12.2MACMA is New Zealand’s primary statute governing the process New Zealand uses to provide and obtain foreign assistance in criminal investigations and prosecutions. The process is known as “mutual legal assistance”, and it includes, for example, assisting foreign countries in identifying and locating persons and serving legal documents. Mutual legal assistance can also involve coercive actions such as the execution of searches and the recovery of assets. Foreign countries cannot undertake these actions in their own right as their powers are limited by the general principle that law enforcement is territorial. Legislation such as MACMA is therefore essential because, as one commentator put it, criminals “work in a borderless world, whilst the authorities that pursue them are constrained by borders”. MACMA can therefore be regarded as gateway legislation in that it allows foreign countries a route through which they can access the tools New Zealand uses when investigating and prosecuting criminal activity.
12.3This gateway role is coupled with an important gatekeeping function. MACMA contains detailed direction on the form a request must take and the criteria that must be present for assistance to be considered. It also contains an extensive range of grounds on which a request must or may be refused. Each request is scrutinised and decided on a case-by-case basis. As the designated Central Authority under the Act, the Attorney-General is given the primary responsibility for the gatekeeper role. In the case of coercive orders, such as searches or restraint of proceeds of crimes, it is also necessary for the Central Authority to seek either a warrant or an order from a court in the same way as a domestic law enforcement agency. These two doors through which requests of a coercive nature must pass – the first being the Central Authority, the second being the court process – provide an additional safeguard.
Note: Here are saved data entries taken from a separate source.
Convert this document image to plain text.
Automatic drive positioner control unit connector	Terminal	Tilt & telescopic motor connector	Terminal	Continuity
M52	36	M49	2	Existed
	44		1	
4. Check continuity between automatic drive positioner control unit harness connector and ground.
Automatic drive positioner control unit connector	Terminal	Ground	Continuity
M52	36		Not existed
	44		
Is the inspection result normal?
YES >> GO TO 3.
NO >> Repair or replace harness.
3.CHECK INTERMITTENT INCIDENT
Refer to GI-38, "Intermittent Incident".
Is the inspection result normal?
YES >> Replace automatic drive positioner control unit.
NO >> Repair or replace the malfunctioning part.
The gatekeeping function in MACMA ensures that foreign assistance is only provided in the appropriate circumstances and the rights of individuals in New Zealand affected by the request are sufficiently protected.
12.4The gateway and gatekeeping functions of the Act are clearly related to requests received by New Zealand (incoming requests). While MACMA also contains some provisions on requests made by New Zealand (outgoing requests), the ability for New Zealand to make requests is dependent on assistance the foreign country can provide under its own legislation.
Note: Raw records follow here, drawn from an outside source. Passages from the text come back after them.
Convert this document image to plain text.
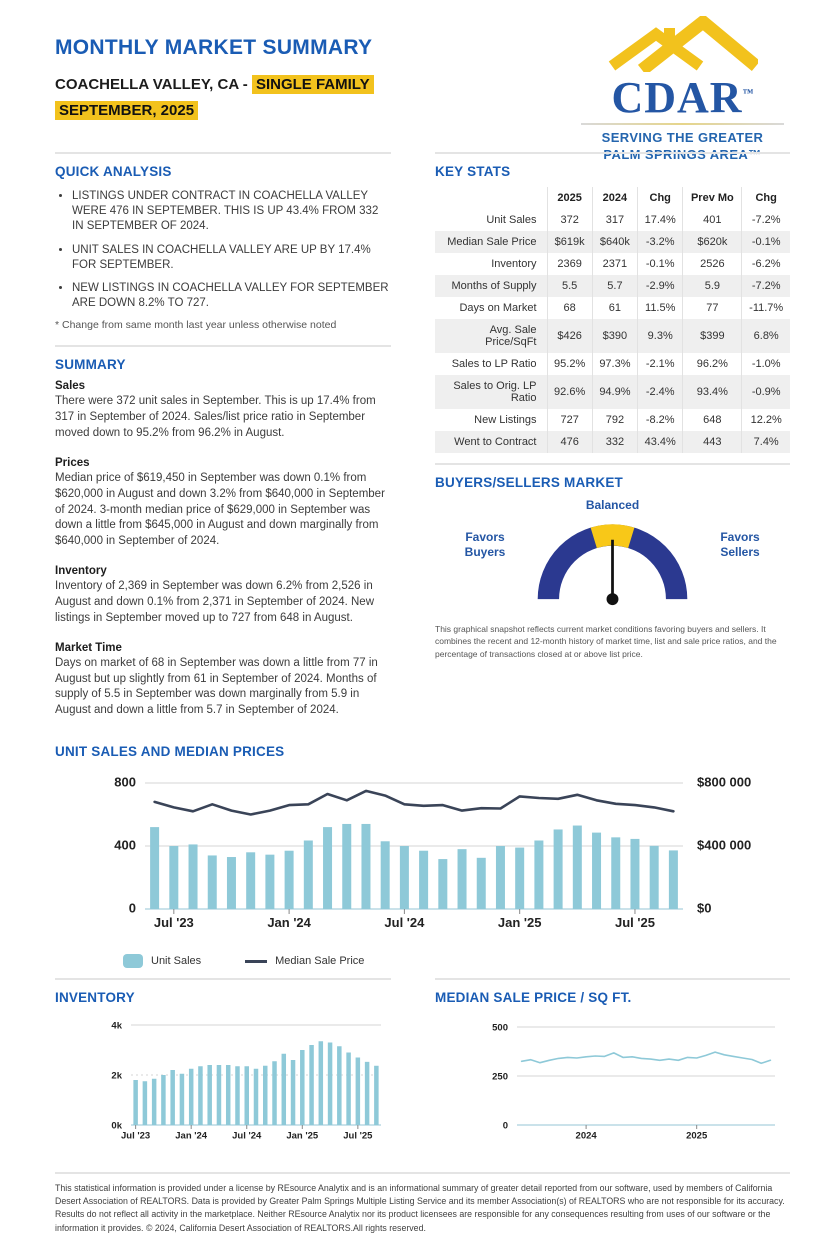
MONTHLY MARKET SUMMARY
COACHELLA VALLEY, CA - SINGLE FAMILY
SEPTEMBER, 2025	CDAR™
SERVING THE GREATER
PALM SPRINGS AREA™
QUICK ANALYSIS
• LISTINGS UNDER CONTRACT IN COACHELLA VALLEY WERE 476 IN SEPTEMBER. THIS IS UP 43.4% FROM 332 IN SEPTEMBER OF 2024.
• UNIT SALES IN COACHELLA VALLEY ARE UP BY 17.4% FOR SEPTEMBER.
• NEW LISTINGS IN COACHELLA VALLEY FOR SEPTEMBER ARE DOWN 8.2% TO 727.
* Change from same month last year unless otherwise noted
SUMMARY

Sales

There were 372 unit sales in September. This is up 17.4% from 317 in September of 2024. Sales/list price ratio in September moved down to 95.2% from 96.2% in August.

Prices

Median price of $619,450 in September was down 0.1% from $620,000 in August and down 3.2% from $640,000 in September of 2024. 3-month median price of $629,000 in September was down a little from $645,000 in August and down marginally from $640,000 in September of 2024.

Inventory

Inventory of 2,369 in September was down 6.2% from 2,526 in August and down 0.1% from 2,371 in September of 2024. New listings in September moved up to 727 from 648 in August.

Market Time

Days on market of 68 in September was down a little from 77 in August but up slightly from 61 in September of 2024. Months of supply of 5.5 in September was down marginally from 5.9 in August and down a little from 5.7 in September of 2024.

KEY STATS
	2025	2024	Chg	Prev Mo	Chg
Unit Sales	372	317	17.4%	401	-7.2%
Median Sale Price	$619k	$640k	-3.2%	$620k	-0.1%
Inventory	2369	2371	-0.1%	2526	-6.2%
Months of Supply	5.5	5.7	-2.9%	5.9	-7.2%
Days on Market	68	61	11.5%	77	-11.7%
Avg. Sale Price/SqFt	$426	$390	9.3%	$399	6.8%
Sales to LP Ratio	95.2%	97.3%	-2.1%	96.2%	-1.0%
Sales to Orig. LP Ratio	92.6%	94.9%	-2.4%	93.4%	-0.9%
New Listings	727	792	-8.2%	648	12.2%
Went to Contract	476	332	43.4%	443	7.4%
BUYERS/SELLERS MARKET
Balanced
Favors Buyers
Favors Sellers
This graphical snapshot reflects current market conditions favoring buyers and sellers. It combines the recent and 12-month history of market time, list and sale price ratios, and the percentage of transactions closed at or above list price.
UNIT SALES AND MEDIAN PRICES
0
400
800
$0
$400 000
$800 000
Jul '23	Jan '24	Jul '24	Jan '25	Jul '25
Unit Sales	Median Sale Price
INVENTORY
0k
2k
4k
Jul '23	Jan '24	Jul '24	Jan '25	Jul '25
MEDIAN SALE PRICE / SQ FT.
0
250
500
2024	2025
This statistical information is provided under a license by REsource Analytix and is an informational summary of greater detail reported from our software, used by members of California Desert Association of REALTORS. Data is provided by Greater Palm Springs Multiple Listing Service and its member Association(s) of REALTORS who are not responsible for its accuracy. Results do not reflect all activity in the marketplace. Neither REsource Analytix nor its product licensees are responsible for any consequences resulting from uses of our software or the information it provides. © 2024, California Desert Association of REALTORS.All rights reserved.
12.5In the 20 years since MACMA was enacted, the landscape for transnational crime has changed significantly and the ability for criminals to work in a “borderless world” has dramatically expanded. The world has witnessed considerable advancements in technologies and communications, rapid expansion of global markets, and a marked increase in the use of international travel and the breadth of destinations travelled to. This has increased the opportunity for the evidence and the proceeds of crime to be located in different countries.
12.6As international crime grows and the need to combat what has been termed “international criminal procedure” expands, it is timely to undertake a review of MACMA. The likely impact of developments over time was recognised back in 1992 when the Bill was undergoing its third reading, with a Member of Parliament expressing that “[i]n time, [MACMA] will have to be extended because, of course, criminals can go as far as aeroplanes will fly”.